If you were in New York City this past weekend, you may have caught a glimpse of the near future of the travel industry: the station-wagon vacation.

Temperatures in NYC hit 80 degrees. And New Yorkers, who have endured weeks of stay-at-home orders, ventured outdoors by the thousands. The parks, frankly, were ridiculous. There were too many people gathering too close together and taking too few precautions.

But the streets of lower Manhattan were glorious. And it was there you could see the near future of the travel industry.

In order to practice social distancing, people spread off the sidewalks and on to the narrow streets of Tribeca.  Kids tossed footballs and rode bikes on blocks that are usually filled with cars. Young couples pushed strollers down the middle of streets that are usually choked with bumper-to-bumper traffic. It was lovely, and strange, and looked as if somehow we had all traveled back in time to a New York of decades ago.

But here’s the thing: every few moments a car would cruise down the streets, moving slowly so as not to hit anyone. When a vehicle approached, people would yell “car” and move closer to the sidewalks until it passed.

And if you looked into the windows of those slow-moving vehicles, you saw the same thing again and again and again: kids in the back seat, smiling and waving.

Station-wagon vacations

This is how the country will return to travel: in family trips by car. Staying close to home, “taking a drive,” going to see how things look in nearby places, eventually stopping and spending a few hours in places with open space or something of interest to the kids.

At <intent>, we’ve come to calling this phenomenon the “station-wagon vacation.” Perhaps you caught the recent interview our CEO Richard Harris did with Travolution in which he talked about the station-wagon vacation.

Now we’re not predicting a rise in the sale of station wagons. But we do expect the next year or so in travel to be dominated by car travel to fairly unpopulated destinations. In the U.S., places like  Mount Rushmore, the Grand Canyon, Amish country, etc. could see a rise in car-traveling families eager to see and do something new, but safe. 

That could prove to be great news for small, regional, family-friendly hotels and motels as well as other low-cost lodging. Add in that there’s an election coming and we may see a surge in “patriotic” travel unlike anything we’ve seen in decades. Think Civil War battlefields, Presidential birthplaces, etc.

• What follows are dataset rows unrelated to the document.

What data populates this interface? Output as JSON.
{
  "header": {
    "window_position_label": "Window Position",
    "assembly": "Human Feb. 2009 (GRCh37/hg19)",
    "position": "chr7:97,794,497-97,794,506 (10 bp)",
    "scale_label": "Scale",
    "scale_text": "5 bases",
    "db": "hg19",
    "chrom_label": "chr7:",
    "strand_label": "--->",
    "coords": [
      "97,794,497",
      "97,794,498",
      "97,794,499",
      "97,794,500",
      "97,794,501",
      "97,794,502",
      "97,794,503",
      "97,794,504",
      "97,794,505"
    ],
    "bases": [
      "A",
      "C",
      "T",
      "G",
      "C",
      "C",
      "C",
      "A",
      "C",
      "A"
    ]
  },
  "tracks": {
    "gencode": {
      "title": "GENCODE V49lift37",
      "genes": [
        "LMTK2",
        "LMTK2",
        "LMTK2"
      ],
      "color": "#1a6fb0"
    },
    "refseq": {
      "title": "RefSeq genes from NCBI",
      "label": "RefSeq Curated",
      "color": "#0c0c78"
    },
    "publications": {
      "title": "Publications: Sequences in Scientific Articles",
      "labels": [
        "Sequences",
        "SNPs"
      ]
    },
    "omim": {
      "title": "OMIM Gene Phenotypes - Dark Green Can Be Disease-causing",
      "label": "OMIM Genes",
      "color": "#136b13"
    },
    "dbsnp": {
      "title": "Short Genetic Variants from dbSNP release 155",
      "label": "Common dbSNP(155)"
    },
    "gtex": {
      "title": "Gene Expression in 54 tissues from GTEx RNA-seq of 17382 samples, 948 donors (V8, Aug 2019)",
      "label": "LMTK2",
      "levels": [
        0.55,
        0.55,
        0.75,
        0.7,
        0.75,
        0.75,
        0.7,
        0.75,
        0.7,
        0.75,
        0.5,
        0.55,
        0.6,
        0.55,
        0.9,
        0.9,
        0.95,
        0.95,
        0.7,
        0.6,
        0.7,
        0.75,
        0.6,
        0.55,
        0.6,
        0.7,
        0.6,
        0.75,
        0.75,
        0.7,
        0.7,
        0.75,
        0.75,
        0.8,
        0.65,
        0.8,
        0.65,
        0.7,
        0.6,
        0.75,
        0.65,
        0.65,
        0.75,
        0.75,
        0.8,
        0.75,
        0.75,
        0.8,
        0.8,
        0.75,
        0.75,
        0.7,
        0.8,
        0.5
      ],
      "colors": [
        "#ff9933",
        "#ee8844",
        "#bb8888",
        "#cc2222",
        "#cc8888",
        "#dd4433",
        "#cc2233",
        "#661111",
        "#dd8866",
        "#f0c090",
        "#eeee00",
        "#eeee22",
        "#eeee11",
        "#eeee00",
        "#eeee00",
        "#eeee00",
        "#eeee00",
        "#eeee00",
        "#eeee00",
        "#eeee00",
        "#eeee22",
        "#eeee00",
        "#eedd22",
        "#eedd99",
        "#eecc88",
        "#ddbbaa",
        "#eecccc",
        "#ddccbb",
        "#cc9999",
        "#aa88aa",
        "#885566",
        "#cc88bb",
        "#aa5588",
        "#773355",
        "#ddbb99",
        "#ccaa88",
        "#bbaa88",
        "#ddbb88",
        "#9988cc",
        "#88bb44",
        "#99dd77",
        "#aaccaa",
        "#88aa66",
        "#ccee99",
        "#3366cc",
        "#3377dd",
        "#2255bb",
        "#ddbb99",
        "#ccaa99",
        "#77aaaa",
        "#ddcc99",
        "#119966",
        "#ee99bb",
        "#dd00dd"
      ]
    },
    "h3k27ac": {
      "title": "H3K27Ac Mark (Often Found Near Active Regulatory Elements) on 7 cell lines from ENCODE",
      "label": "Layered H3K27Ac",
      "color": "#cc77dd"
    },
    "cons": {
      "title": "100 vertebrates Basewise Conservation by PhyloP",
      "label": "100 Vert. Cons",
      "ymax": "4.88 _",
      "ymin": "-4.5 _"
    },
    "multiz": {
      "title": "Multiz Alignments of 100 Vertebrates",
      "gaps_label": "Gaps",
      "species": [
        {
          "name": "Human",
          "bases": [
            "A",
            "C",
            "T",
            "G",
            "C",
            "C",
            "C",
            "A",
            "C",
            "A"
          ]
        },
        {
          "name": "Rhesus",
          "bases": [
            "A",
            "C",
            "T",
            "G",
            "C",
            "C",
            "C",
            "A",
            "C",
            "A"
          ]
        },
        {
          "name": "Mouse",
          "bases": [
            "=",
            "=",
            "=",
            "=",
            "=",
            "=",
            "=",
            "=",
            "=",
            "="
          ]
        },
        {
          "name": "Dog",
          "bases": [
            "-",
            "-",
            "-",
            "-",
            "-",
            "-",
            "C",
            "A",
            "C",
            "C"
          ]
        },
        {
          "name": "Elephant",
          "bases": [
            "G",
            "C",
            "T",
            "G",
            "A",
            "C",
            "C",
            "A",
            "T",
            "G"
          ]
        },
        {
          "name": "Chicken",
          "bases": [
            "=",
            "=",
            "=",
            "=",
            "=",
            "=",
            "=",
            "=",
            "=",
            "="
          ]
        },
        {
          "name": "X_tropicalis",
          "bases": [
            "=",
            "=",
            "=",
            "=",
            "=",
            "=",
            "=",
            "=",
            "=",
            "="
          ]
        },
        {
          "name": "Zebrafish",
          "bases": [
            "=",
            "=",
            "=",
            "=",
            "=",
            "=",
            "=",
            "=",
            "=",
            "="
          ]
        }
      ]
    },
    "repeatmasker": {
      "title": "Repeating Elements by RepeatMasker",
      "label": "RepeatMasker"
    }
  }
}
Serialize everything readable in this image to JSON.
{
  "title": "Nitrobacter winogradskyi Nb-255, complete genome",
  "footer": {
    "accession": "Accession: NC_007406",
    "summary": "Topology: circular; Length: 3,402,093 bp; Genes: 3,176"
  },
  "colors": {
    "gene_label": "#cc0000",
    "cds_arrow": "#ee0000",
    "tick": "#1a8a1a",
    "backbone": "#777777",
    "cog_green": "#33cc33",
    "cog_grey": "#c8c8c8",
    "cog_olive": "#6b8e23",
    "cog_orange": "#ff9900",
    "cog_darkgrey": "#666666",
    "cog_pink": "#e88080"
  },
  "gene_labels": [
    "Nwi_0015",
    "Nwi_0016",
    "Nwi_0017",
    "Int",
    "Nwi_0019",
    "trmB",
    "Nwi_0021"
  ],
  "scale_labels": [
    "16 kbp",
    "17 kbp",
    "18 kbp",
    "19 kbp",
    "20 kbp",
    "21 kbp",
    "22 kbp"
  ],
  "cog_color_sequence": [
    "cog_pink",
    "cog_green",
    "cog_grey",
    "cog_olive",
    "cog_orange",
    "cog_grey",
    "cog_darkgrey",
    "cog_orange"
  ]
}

Research on post-COVID travel

Apparently we’re not the only ones to expect that the near-term future of travel is a family traveling by car. Research by our friends at Skift shows that roughly one-third of Americans want to travel within three months after travel restrictions are lifted and that 41 percent of Americans say their first trip will be by car within 100 miles of home.

Summer is coming. And it’s coming by car.